Cette cohérence, cette intelligibilité du monde qu’on pourrait chercher à mettre en place au travers d’une enquête quantitative, d’entretiens, de grilles d’analyse du monde largement défini par un protocole, pourquoi ne pas tenter de l’accorder aux œuvres de Derrick et de Nadine de Rothschild ? En effet, ces derniers, avec des outils propres à leur spécialité et aux enquêtes qu’ils diligentent – protocole, mandats, entretiens, courriers, liste, etc. - produisent des assertions sur le monde. Ces assertions sur le monde dépassent largement leur monde immédiat : elles forment, de fait, une chaîne de coopération avec un univers plus large et produisent un regard global sur l’individu et la société ou des parties de celle-ci fondé à partir d’expériences propres. Ce sont des expériences structurées professionnellement qui oeuvrent dans leur domaine respectif : trouver des criminels, mettre la table et divertir le troisième âge et ce, avec des outils similaires. En se basant sur l’œuvre de René Char, l’historien Paul Veyne décrit cette capacité du sociologue et du poète à rendre le monde intelligible. Y a-t-il une façon poétique, sociologique d'analyser Derrick comme il existe déjà une analyse communicationnelle des pratiques de table ? C’est là la question centrale de cet article.



Ch’ui snob,...

Dans sa « petite apologie de l’expérience esthétique » , H.R. Jauss insiste sur l’idée qu’aujourd’hui, dans les analyses qu’on en fait, « l’expérience esthétique est amputée de sa fonction sociale primaire précisément si la relation du public à l’œuvre d’art reste enfermée dans le cercle vicieux qui renvoie l’expérience de l’œuvre à l’expérience de soi et inversement, et si elle ne s’ouvre pas sur cette expérience de l’autre qui s’accomplit depuis toujours, dans l’expérience artistique, au niveau de l’identification esthétique spontanée qui touche, bouleverse, qui fait admirer, pleurer ou rire par sympathie, et que seul le snobisme peut considérer comme vulgaire ».

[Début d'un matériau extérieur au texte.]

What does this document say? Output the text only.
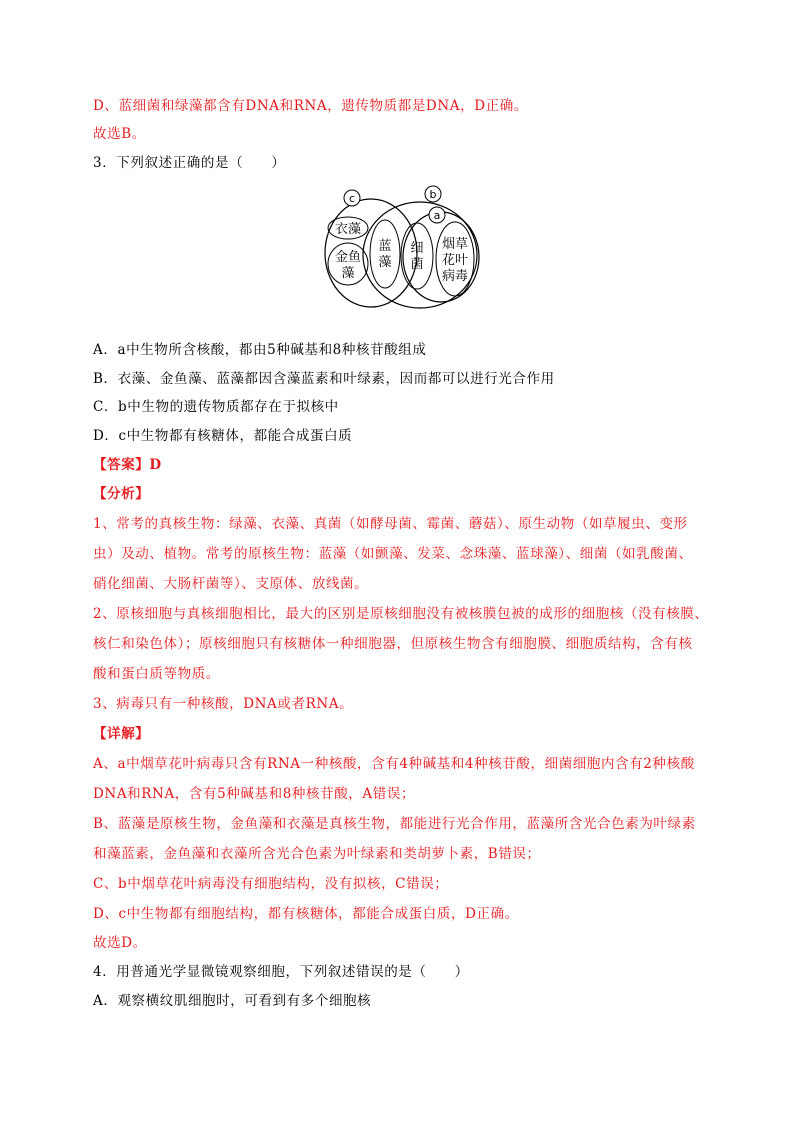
D、蓝细菌和绿藻都含有DNA和RNA，遗传物质都是DNA，D正确。
故选B。
3．下列叙述正确的是（　　）
c	b
a
衣藻
金鱼
藻
蓝
藻
细
菌
烟草
花叶
病毒
A．a中生物所含核酸，都由5种碱基和8种核苷酸组成
B．衣藻、金鱼藻、蓝藻都因含藻蓝素和叶绿素，因而都可以进行光合作用
C．b中生物的遗传物质都存在于拟核中
D．c中生物都有核糖体，都能合成蛋白质
【答案】D
【分析】
1、常考的真核生物：绿藻、衣藻、真菌（如酵母菌、霉菌、蘑菇）、原生动物（如草履虫、变形
虫）及动、植物。常考的原核生物：蓝藻（如颤藻、发菜、念珠藻、蓝球藻）、细菌（如乳酸菌、
硝化细菌、大肠杆菌等）、支原体、放线菌。
2、原核细胞与真核细胞相比，最大的区别是原核细胞没有被核膜包被的成形的细胞核（没有核膜、
核仁和染色体）；原核细胞只有核糖体一种细胞器，但原核生物含有细胞膜、细胞质结构，含有核
酸和蛋白质等物质。
3、病毒只有一种核酸，DNA或者RNA。
【详解】
A、a中烟草花叶病毒只含有RNA一种核酸，含有4种碱基和4种核苷酸，细菌细胞内含有2种核酸
DNA和RNA，含有5种碱基和8种核苷酸，A错误；
B、蓝藻是原核生物，金鱼藻和衣藻是真核生物，都能进行光合作用，蓝藻所含光合色素为叶绿素
和藻蓝素，金鱼藻和衣藻所含光合色素为叶绿素和类胡萝卜素，B错误；
C、b中烟草花叶病毒没有细胞结构，没有拟核，C错误；
D、c中生物都有细胞结构，都有核糖体，都能合成蛋白质，D正确。
故选D。
4．用普通光学显微镜观察细胞，下列叙述错误的是（　　）
A．观察横纹肌细胞时，可看到有多个细胞核
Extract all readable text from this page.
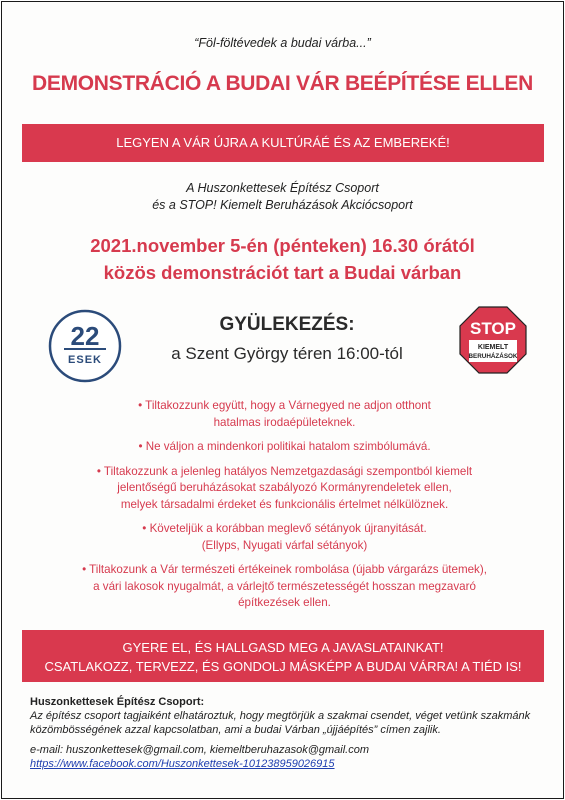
“Föl-föltévedek a budai várba...”
DEMONSTRÁCIÓ A BUDAI VÁR BEÉPÍTÉSE ELLEN
LEGYEN A VÁR ÚJRA A KULTÚRÁÉ ÉS AZ EMBEREKÉ!
A Huszonkettesek Építész Csoport
és a STOP! Kiemelt Beruházások Akciócsoport
2021.november 5-én (pénteken) 16.30 órától
közös demonstrációt tart a Budai várban
22
ESEK
GYÜLEKEZÉS:
a Szent György téren 16:00-tól
STOP
KIEMELT
BERUHÁZÁSOK
• Tiltakozzunk együtt, hogy a Várnegyed ne adjon otthont
hatalmas irodaépületeknek.
• Ne váljon a mindenkori politikai hatalom szimbólumává.
• Tiltakozzunk a jelenleg hatályos Nemzetgazdasági szempontból kiemelt
jelentőségű beruházásokat szabályozó Kormányrendeletek ellen,
melyek társadalmi érdeket és funkcionális értelmet nélkülöznek.
• Követeljük a korábban meglevő sétányok újranyitását.
(Ellyps, Nyugati várfal sétányok)
• Tiltakozunk a Vár természeti értékeinek rombolása (újabb várgarázs ütemek),
a vári lakosok nyugalmát, a várlejtő természetességét hosszan megzavaró
építkezések ellen.
GYERE EL, ÉS HALLGASD MEG A JAVASLATAINKAT!
CSATLAKOZZ, TERVEZZ, ÉS GONDOLJ MÁSKÉPP A BUDAI VÁRRA! A TIÉD IS!
Huszonkettesek Építész Csoport:
Az építész csoport tagjaiként elhatároztuk, hogy megtörjük a szakmai csendet, véget vetünk szakmánk közömbösségének azzal kapcsolatban, ami a budai Várban „újjáépítés” címen zajlik.
e-mail: huszonkettesek@gmail.com, kiemeltberuhazasok@gmail.com
https://www.facebook.com/Huszonkettesek-101238959026915
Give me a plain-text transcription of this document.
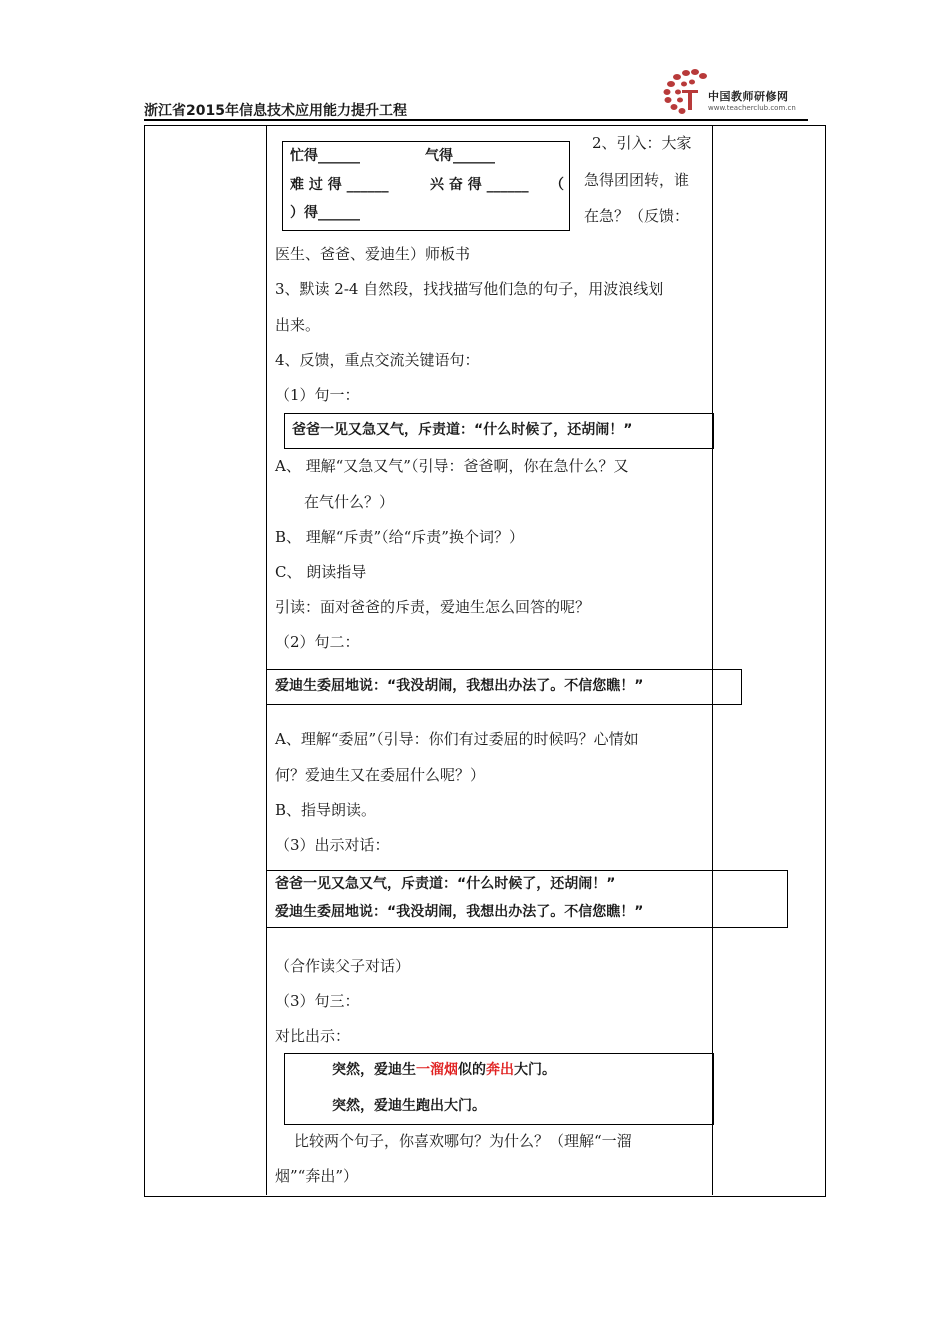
浙江省2015年信息技术应用能力提升工程
中国教师研修网
www.teacherclub.com.cn
忙得______	气得______
难 过 得 ______	兴 奋 得 ______ （
）得______
2、引入：大家
急得团团转，谁
在急？（反馈：
医生、爸爸、爱迪生）师板书
3、默读 2-4 自然段，找找描写他们急的句子，用波浪线划
出来。
4、反馈，重点交流关键语句：
（1）句一：
爸爸一见又急又气，斥责道：“什么时候了，还胡闹！”
A、 理解“又急又气”（引导：爸爸啊，你在急什么？又
在气什么？）
B、 理解“斥责”（给“斥责”换个词？）
C、 朗读指导
引读：面对爸爸的斥责，爱迪生怎么回答的呢？
（2）句二：
爱迪生委屈地说：“我没胡闹，我想出办法了。不信您瞧！”
A、理解“委屈”（引导：你们有过委屈的时候吗？心情如
何？爱迪生又在委屈什么呢？）
B、指导朗读。
（3）出示对话：
爸爸一见又急又气，斥责道：“什么时候了，还胡闹！”
爱迪生委屈地说：“我没胡闹，我想出办法了。不信您瞧！”
（合作读父子对话）
（3）句三：
对比出示：
突然，爱迪生一溜烟似的奔出大门。
突然，爱迪生跑出大门。
比较两个句子，你喜欢哪句？为什么？（理解“一溜
烟”“奔出”）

Tapis rouge et bonnes manières : le protocole est souvent réduit à ses aspects pratiques les plus pittoresques et, semble t-il, les plus futiles, ce qui n’empêche pas qu’il soit abondamment commenté dans la presse. Il y a pourtant là bien davantage que de l’anecdotique : le protocole, c’est d’abord une hiérarchie qui classe les acteurs et leur prescrit des comportements ; c’est ensuite une mise en scène qui invite le spectateur à faire allégeance à ces acteurs dans une proportion adéquate à la dignité qui leur est conférée. Le protocole est, en ce sens, la formalisation d’un rapport de force et la projection d’une représentation structurée des relations entre dirigeants et dirigés. Il peut ainsi être défini comme l’ordre symbolique donnant à voir l’ordre politique : parce qu’il fixe la liste des rangs et des préséances, la hiérarchie des fonctions politiques, parce qu’il rappelle à chacun la place qui est la sienne, les gestes qu’il doit accomplir, parce qu’il justifie la distribution des corps dans l’espace politique, parce qu’il règle le mouvement et le rythme des cérémonies, le protocole garantit l’expression de l’ordre politique.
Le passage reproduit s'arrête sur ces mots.